Apple has reached a new deal with Warner Music Group that will allow the company to lower the rate it pays the music giant for proceeds from its catalogue of songs, reports Bloomberg on Thursday. This new deal marks a first for Apple who is trying to renegotiate with music labels as Apple Music becomes more popular, and a growing source of revenue for the music industry.
Under this new deal, Apple will be paying Warner Music a 55% cut of streaming proceeds from its catalogue, down from 58% in the previous deal. Spotify, the streaming music industry leader, had reached a similar deal earlier this year, lowering rate to 52%, although this rate cut will only kick in if the company can reach specific new subscribers target goals.
Subscriber growth is actually an essential leverage tool for Apple and other competitors. The bigger the subscriber base, the more leverage companies get in negotiating with labels. The relative success of Apple Music since its launch two years ago is allowing Apple to renegotiate in its favor some of its agreements with music giants.
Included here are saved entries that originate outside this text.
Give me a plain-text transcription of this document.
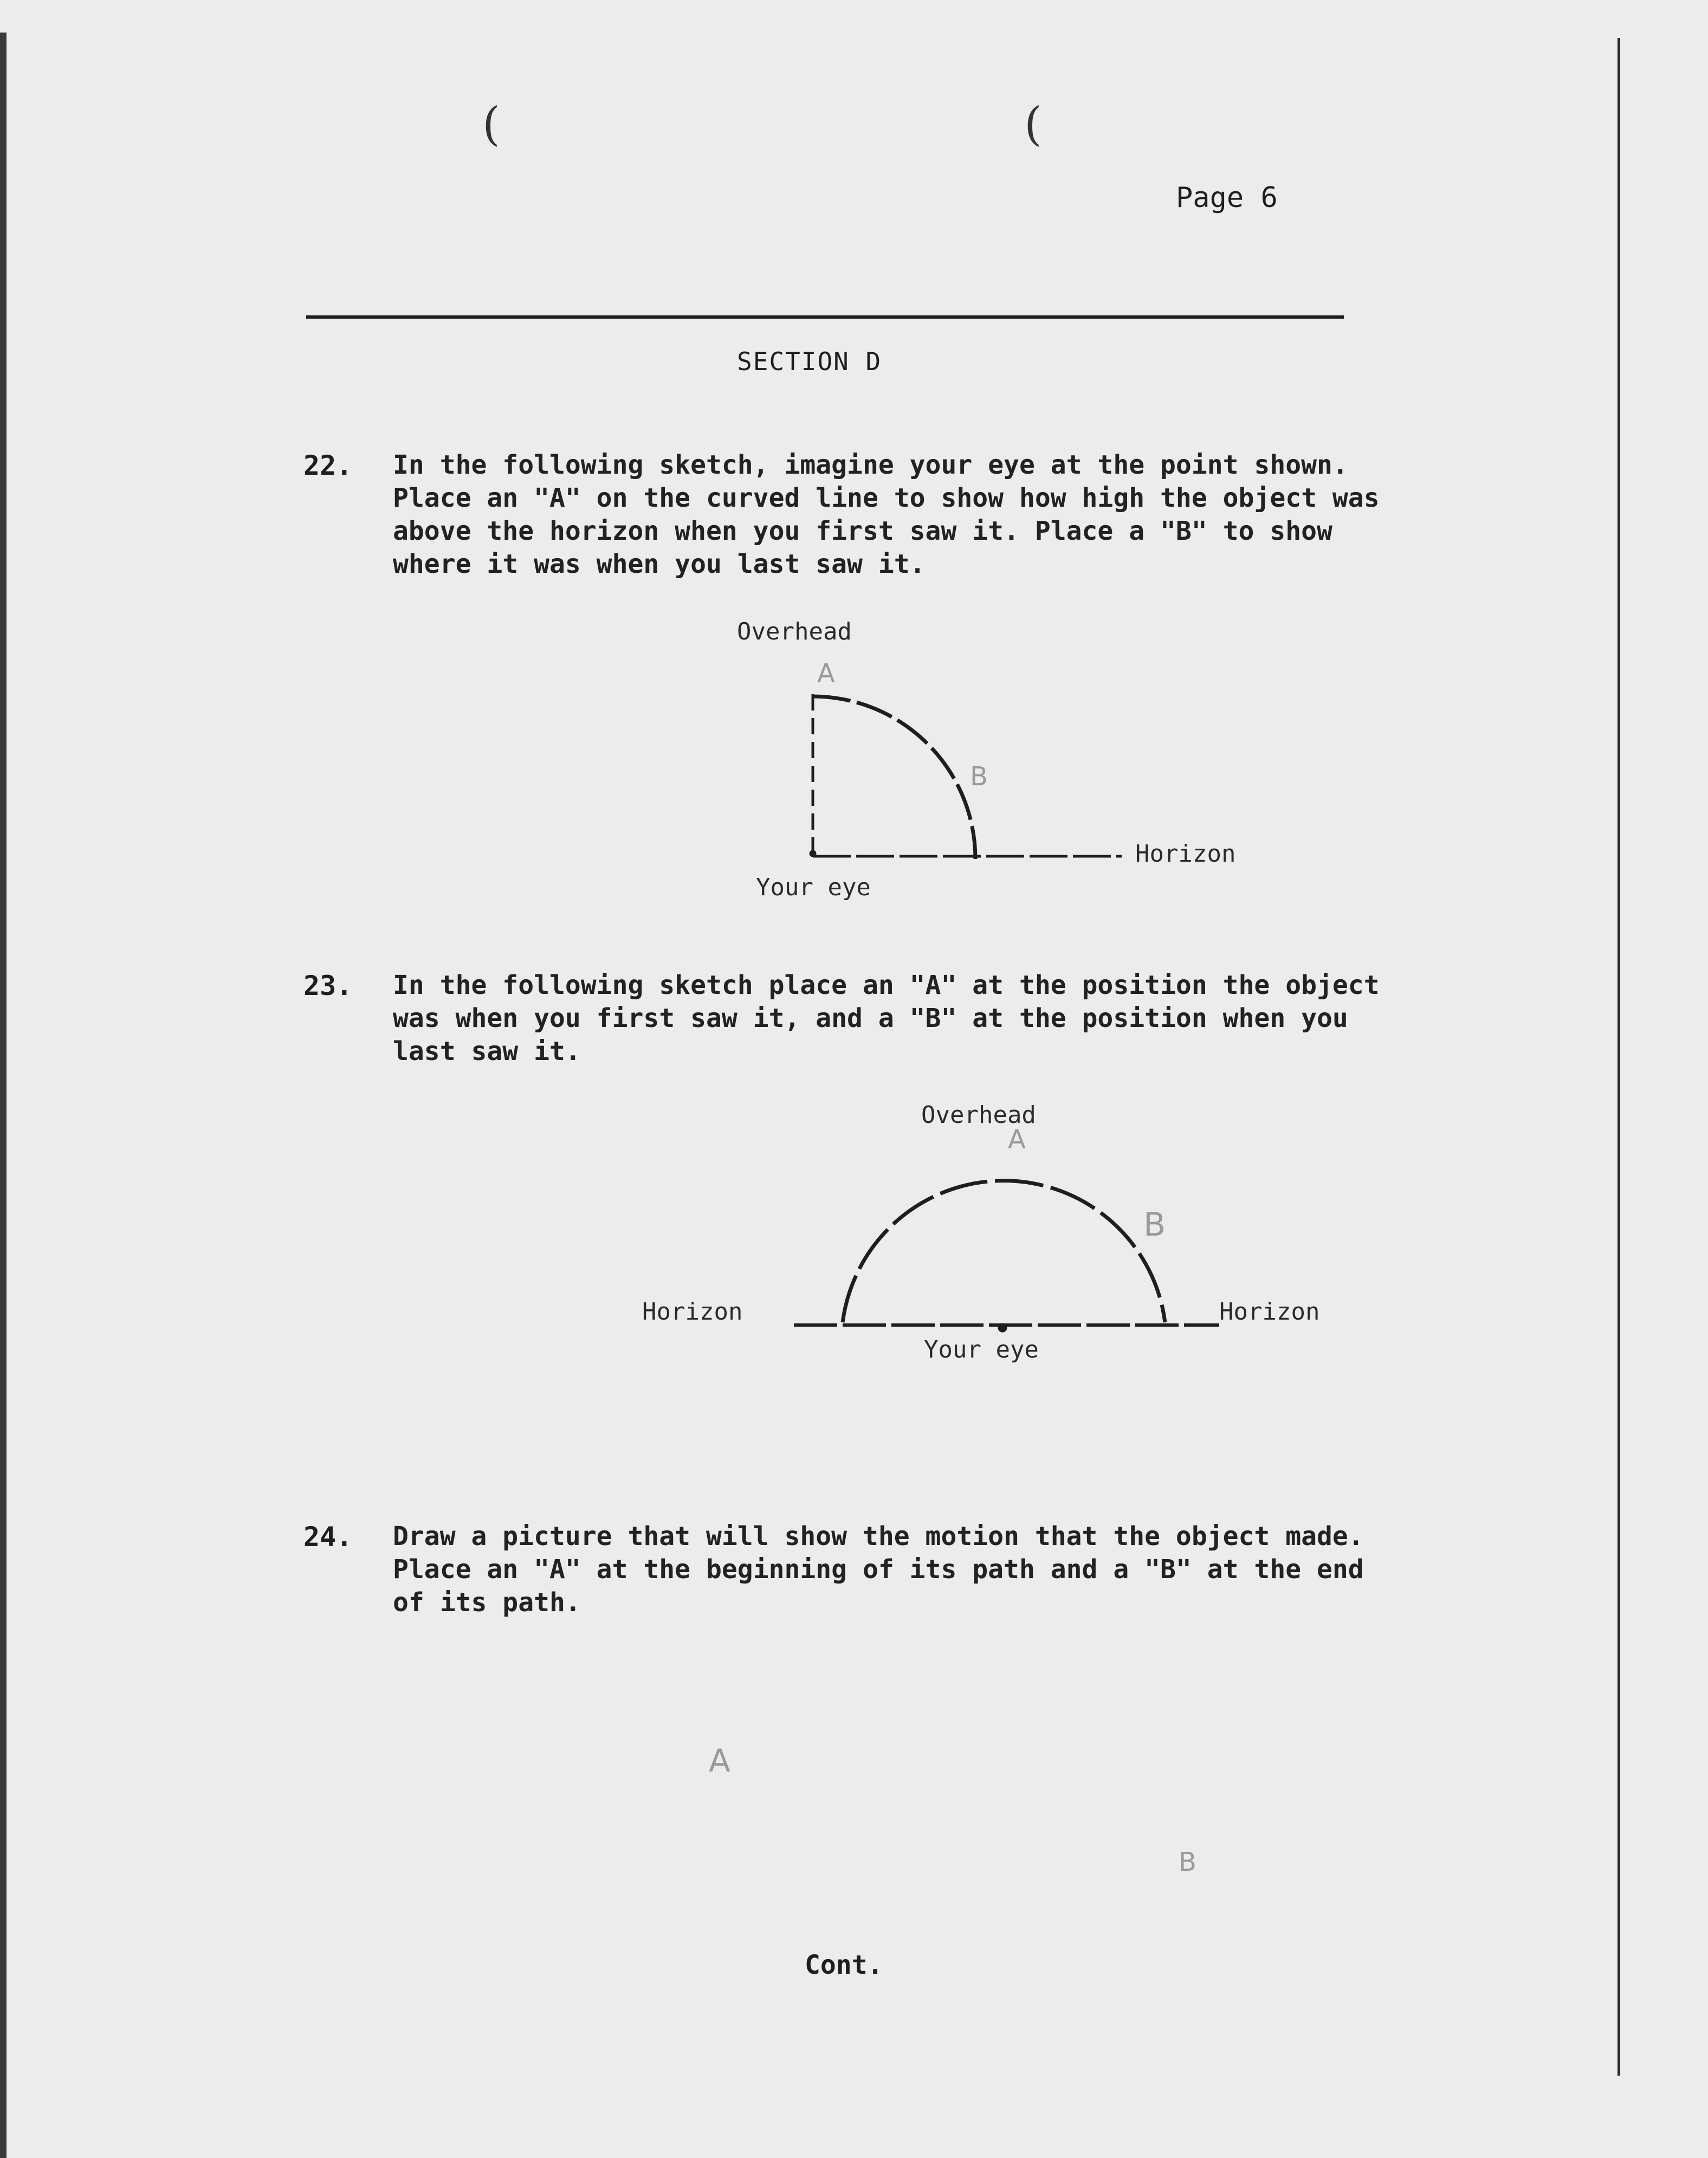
(	(
Page 6
SECTION D
22. In the following sketch, imagine your eye at the point shown.
Place an "A" on the curved line to show how high the object was
above the horizon when you first saw it. Place a "B" to show
where it was when you last saw it.
Overhead
Horizon
Your eye
A
B
23. In the following sketch place an "A" at the position the object
was when you first saw it, and a "B" at the position when you
last saw it.
Overhead
Horizon	Horizon
Your eye
A
B
24. Draw a picture that will show the motion that the object made.
Place an "A" at the beginning of its path and a "B" at the end
of its path.
A
B
Cont.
If music labels are so eager to cut deals with streaming services, it’s mainly because this rather new way of listening to music has revived the industry. According to The International Federation of the Phonographic Industry, music sales grew 5.9% to $15.7 billion in 2016, a stark contrast to the overall decline the industry had known for the past years. Goldman Sachs is projecting the streaming industry will grow to $41 billion by 2030.
While this is a big financial win for Apple, there is still more to be done. Bloomberg reports that Apple could be inking a similar deal with Sony Music Entertainment, owner of the second largest record label, in the very near future. However, another deal with industry leader Universal Music Group seems off the table at this time.